Without groups like the STPF, these conflicts often result in severe injury or death for the animals. To treat the injured animals promptly, the Forest Department set up a transit rescue center in Nagpur city which facilitates the rehabilitation process of wild animals into the wild.
The first of its kind in India, the center was the brainchild of honorary wildlife warden, Mr. Kundan Hate, and rescues injured animals and birds and provides timely treatment to them.The center is equipped with x-ray machines, operation theatres, cages, and open spaces for treated animals. Mr. Hate explains, "The center has an advantage as animals will be released immediately as they are declared fit by the doctors. Often the release of animals, especially scheduled animals, gets delayed due to red tape protocols." He adds that if animals are kept in captivity for a long time post-treatment, they face issues adjusting to life back in the wild.
According to an STPF jawan, their strength is in numbers. "We patrol the forests in big groups,” she says. “We can take on a large group that is doing illegal activity inside forests and ensure the safety of wildlife animals from poachers."

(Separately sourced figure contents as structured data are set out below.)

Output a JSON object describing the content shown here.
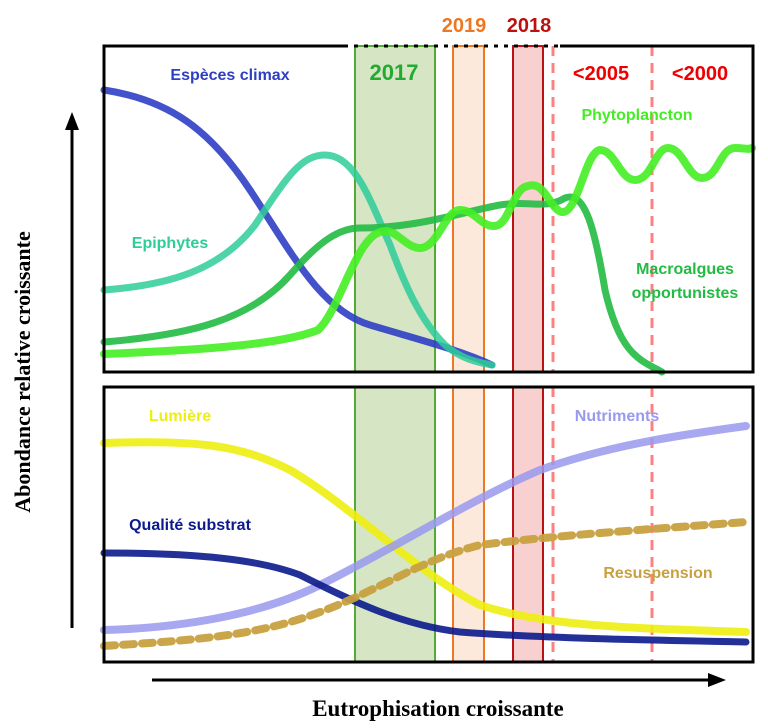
{
  "axes": {
    "x_title": "Eutrophisation croissante",
    "y_title": "Abondance relative croissante"
  },
  "periods": [
    {
      "label": "2017",
      "color": "#22aa33"
    },
    {
      "label": "2019",
      "color": "#ee7722"
    },
    {
      "label": "2018",
      "color": "#bb1111"
    },
    {
      "label": "<2005",
      "color": "#ee0000"
    },
    {
      "label": "<2000",
      "color": "#ee0000"
    }
  ],
  "top_panel": {
    "curves": [
      {
        "name": "Espèces climax",
        "color": "#2f3fc4"
      },
      {
        "name": "Epiphytes",
        "color": "#2ecc99"
      },
      {
        "name": "Phytoplancton",
        "color": "#44ee22"
      },
      {
        "name": "Macroalgues opportunistes",
        "line1": "Macroalgues",
        "line2": "opportunistes",
        "color": "#22bb44"
      }
    ]
  },
  "bottom_panel": {
    "curves": [
      {
        "name": "Lumière",
        "color": "#eeee11"
      },
      {
        "name": "Nutriments",
        "color": "#9999ee"
      },
      {
        "name": "Qualité substrat",
        "color": "#0b1a8c"
      },
      {
        "name": "Resuspension",
        "color": "#c8a040"
      }
    ]
  },
  "colors": {
    "band_2017": "#c8dcb0",
    "band_2019": "#fbe2cf",
    "band_2018": "#f8c4c4",
    "dashed": "#ff8080"
  }
}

For these guards, life at its worst means dodging a forest fire only to fall into the mouth of a tiger. And if a wild animal doesn't maul you first, there is always the threat of disease looming in the jungles.

A portrait of a beat guard during his daily patrol.

Forest guards in India are poorly paid, under-trained, and do extremely dangerous jobs in some of the most hostile environments. They are responsible for protecting large swathes of forest land, with each guard covering anywhere between 500 to 1,000 hectares. It’s a challenging task. "Even if he walks a month, he cannot cover such a beat," District Forest Officer Nanasaheb Ladkat says of the guards. Forest guards spend weeks, sometimes months away from their families in shelters that often lack basic amenities like power and drinking water.
In the face of menacing threats, the training and equipment given to the frontline staff seem woefully inadequate. Over the years, poaching has become a heavily militarized activity, and conservation techniques have evolved. But very little has been done to help forest guards keep pace with changing realities.